La
furgoneta se mueve ligeramente arriba y abajo al compás de las embestidas.
Aunque son más de las dos de la noche de un domingo invernal, de cuando en
cuando pasa algún que otro transeúnte junto al automóvil. Las ventanillas
empañadas, además de hacer de cortinas, confirman lo que el ligero vaivén de la
carrocería hace suponer.
—¿Así? —pregunta el chaval, probando a moverse desde otro ángulo y
separándose menos a cada sacudida, como queriendo que sus entrepiernas no dejen
de estar en contacto ni una décima de segundo.
—Sí —miente ella, disimulando el dolor en la penumbra—, así está bien.
—¿Así te gusta? ¿De verdad?
—Sí, mi amor, sí.
Están en los
asientos traseros. Ella debajo, medio desnuda y despatarrada, inerte, la cabeza
le choca contra una de las puertas laterales con cada vaivén y con las manos
amortigua los golpes, y él encima, encabritado, sudoroso y jadeante, los brazos
en tensión, como dos pilares, contrayendo y endureciendo el culo a cada ida y
relajándolo a cada venida.
—Te gusta así, ¿verdad? ¿Verdad que te gusta? —insiste él, acelerando el
ritmo.
—Sí. Sí... Así.
—Tócame, tócame —gruñe él.
—Sí… Así… Ay… Así… —sigue correspondiendo ella. Y le agarra de las
nalgas.
—¡Agj! ¡Agj! —los ojos cerrados, una mueca de éxtasis desfigurándole el
rostro.
—Sí, sí —ella, con algo más de énfasis—, así… Sí… Sí…
—¡Aaaaagj! —sentencia el chico.
Y baja. Y se besan. Y se desploma sobre ella.

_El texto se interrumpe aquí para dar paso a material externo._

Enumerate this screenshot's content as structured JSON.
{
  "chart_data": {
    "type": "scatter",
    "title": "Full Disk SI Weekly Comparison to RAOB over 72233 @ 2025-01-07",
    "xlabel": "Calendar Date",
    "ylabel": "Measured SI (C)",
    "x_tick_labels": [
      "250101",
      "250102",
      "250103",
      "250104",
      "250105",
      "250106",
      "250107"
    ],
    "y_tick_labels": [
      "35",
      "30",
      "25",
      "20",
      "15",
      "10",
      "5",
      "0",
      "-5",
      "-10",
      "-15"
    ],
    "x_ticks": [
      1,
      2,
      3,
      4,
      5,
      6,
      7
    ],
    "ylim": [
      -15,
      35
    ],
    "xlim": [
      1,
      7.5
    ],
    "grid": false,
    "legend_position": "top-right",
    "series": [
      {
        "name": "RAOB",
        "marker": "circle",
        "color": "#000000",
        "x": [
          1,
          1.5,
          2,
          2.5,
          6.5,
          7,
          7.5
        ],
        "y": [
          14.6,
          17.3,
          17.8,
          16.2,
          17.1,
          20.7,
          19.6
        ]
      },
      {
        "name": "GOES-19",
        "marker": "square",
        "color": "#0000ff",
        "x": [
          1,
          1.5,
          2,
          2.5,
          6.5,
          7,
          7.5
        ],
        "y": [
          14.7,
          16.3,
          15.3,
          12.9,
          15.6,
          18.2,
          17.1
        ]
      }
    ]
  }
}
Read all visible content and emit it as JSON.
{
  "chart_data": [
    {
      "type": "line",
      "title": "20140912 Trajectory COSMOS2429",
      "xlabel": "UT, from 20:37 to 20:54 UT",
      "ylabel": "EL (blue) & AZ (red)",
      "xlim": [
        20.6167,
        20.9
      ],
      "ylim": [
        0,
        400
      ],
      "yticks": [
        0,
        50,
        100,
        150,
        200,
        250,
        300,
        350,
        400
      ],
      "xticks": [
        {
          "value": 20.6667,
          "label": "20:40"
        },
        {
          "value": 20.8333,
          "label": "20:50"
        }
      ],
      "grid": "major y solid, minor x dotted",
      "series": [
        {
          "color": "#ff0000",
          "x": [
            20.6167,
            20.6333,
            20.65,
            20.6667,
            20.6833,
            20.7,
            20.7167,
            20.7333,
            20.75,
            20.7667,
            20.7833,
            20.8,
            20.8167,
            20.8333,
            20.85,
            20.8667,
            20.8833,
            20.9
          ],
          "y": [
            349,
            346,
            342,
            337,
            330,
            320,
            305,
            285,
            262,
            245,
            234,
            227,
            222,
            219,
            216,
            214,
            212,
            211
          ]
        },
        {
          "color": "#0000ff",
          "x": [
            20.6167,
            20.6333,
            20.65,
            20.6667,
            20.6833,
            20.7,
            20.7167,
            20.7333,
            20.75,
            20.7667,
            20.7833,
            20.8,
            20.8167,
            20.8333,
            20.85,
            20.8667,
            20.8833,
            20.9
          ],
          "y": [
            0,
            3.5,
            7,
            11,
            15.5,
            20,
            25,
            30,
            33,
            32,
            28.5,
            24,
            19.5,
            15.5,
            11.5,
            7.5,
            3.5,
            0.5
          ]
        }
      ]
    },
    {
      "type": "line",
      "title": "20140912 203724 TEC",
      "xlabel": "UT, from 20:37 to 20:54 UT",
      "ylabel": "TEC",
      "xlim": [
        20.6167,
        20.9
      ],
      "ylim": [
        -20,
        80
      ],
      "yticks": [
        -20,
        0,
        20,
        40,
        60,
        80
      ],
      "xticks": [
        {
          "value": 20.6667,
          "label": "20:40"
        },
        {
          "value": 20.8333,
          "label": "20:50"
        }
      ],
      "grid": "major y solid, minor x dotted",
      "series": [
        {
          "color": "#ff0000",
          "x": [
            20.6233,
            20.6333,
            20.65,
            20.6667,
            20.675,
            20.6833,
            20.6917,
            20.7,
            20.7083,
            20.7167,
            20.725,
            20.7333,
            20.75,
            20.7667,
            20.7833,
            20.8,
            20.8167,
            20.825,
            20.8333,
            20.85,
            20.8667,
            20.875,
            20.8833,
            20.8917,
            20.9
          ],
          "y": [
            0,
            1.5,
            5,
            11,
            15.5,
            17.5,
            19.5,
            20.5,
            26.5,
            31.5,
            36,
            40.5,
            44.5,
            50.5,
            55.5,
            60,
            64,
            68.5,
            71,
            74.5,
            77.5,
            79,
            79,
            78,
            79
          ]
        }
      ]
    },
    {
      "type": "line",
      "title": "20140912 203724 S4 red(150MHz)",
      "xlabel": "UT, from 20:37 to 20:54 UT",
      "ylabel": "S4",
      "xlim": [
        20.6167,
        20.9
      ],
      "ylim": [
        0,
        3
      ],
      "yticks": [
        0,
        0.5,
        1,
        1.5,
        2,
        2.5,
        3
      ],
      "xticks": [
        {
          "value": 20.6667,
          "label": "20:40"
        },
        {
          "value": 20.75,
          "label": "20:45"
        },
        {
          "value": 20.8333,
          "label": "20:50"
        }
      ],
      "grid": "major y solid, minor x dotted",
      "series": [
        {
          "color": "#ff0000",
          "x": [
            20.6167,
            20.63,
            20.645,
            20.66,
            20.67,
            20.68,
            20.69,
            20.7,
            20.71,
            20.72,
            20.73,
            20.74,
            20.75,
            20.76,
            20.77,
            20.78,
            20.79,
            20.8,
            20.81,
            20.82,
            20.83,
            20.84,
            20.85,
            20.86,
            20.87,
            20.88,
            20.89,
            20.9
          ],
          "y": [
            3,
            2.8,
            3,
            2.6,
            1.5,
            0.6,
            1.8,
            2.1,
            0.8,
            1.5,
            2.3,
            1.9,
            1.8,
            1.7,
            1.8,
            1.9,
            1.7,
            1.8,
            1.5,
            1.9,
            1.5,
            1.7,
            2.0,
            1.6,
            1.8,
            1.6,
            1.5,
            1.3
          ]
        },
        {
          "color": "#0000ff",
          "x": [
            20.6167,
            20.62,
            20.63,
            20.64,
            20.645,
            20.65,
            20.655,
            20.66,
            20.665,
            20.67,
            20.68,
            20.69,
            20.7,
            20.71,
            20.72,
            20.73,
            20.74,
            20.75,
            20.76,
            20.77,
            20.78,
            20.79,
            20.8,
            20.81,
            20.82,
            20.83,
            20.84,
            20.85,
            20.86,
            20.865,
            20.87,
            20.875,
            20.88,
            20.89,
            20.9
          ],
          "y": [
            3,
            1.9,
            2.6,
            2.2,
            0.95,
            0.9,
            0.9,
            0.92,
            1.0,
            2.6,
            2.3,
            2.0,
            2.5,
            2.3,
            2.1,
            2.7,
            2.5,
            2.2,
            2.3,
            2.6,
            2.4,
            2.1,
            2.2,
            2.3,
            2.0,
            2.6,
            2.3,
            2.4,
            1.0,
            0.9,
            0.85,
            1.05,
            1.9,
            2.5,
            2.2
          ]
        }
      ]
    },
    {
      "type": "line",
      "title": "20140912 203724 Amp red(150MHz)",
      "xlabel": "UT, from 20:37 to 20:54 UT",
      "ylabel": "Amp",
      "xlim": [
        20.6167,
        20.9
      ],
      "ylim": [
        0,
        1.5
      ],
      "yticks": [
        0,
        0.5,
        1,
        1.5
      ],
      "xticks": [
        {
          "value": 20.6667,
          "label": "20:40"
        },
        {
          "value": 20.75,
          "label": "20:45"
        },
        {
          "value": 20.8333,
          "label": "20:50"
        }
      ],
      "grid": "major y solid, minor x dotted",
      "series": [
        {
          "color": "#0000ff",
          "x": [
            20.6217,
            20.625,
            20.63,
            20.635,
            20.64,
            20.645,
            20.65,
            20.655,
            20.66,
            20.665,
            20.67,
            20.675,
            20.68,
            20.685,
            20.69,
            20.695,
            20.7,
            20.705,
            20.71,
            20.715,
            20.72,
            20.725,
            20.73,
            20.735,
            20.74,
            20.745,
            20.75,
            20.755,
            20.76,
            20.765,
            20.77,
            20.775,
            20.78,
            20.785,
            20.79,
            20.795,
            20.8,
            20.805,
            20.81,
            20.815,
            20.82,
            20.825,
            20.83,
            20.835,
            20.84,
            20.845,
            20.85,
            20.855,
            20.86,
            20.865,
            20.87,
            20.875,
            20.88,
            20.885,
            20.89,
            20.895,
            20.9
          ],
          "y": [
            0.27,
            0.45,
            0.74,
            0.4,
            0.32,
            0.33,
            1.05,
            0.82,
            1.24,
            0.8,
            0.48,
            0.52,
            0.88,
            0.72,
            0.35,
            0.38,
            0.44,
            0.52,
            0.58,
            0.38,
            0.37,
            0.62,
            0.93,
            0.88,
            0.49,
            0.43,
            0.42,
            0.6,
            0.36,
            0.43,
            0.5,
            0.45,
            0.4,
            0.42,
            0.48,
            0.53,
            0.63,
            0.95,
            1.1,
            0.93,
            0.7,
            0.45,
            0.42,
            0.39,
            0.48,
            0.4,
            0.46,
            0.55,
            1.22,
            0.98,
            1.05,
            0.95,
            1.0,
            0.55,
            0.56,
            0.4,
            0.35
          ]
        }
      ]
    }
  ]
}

Al poco se separan. Ella le quita inmediatamente el preservativo y comprueba
que no tenga fugas. Él se queda
tranquilo, satisfecho, desperezado, los ojos cerrados y los pantalones por las
rodillas, jadeante como un animal, y se enciende un cigarrillo. Ella alcanza su
bolso del asiento delantero, saca un pañuelo de papel y se limpia ocultando su
asco, luego abre la ventanilla y lo tira. A continuación se sube las bragas, se
baja la minifalda, se coloca un poco la blusa y se atusa con un retoque el
matojo de pelo revuelto.
—Quita —le dice al chico.
Él da una calada y exhala el humo hacia el techo de la furgoneta antes
de hacerle caso. Echa las piernas a un lado y deja que la chica pase al asiento
delantero. Después vuelve a ponerse cómodo y da una nueva calada, y otra más, y
al final lanza la colilla por la ventana.
—Así que te ha gustado ¿eh? —dice el chaval, empezando a subirse los
calzoncillos.
Ella no dice nada, sigue pintándose los labios en el espejo retrovisor.
—¿No contestas? —apretándose el cinturón.
—Sí, sí, ha estado bien. —Se relame a sí misma, guardando el
pintalabios. Después mira al frente y dice: — ¿Nos vamos?
El chaval pasa al volante y arranca la furgoneta mirando a la chica.
—¿Qué te pasa?
—No —dice ella—, nada. Que ya es tarde y ya sabes cómo es mi padre.
—Sí.
Por fin, da marcha atrás y —describiendo un cuarto de círculo— la
furgoneta sale de la hilera de utilitarios aparcados en batería, frena, parece inmóvil
un instante y luego vuelve a ponerse en movimiento en sentido contrario, hasta abandonar
esa calle.
A los pocos segundos un inquilino de esa manzana que lleva ya rato
buscando aparcamiento, llega, frena y ocupa el hueco.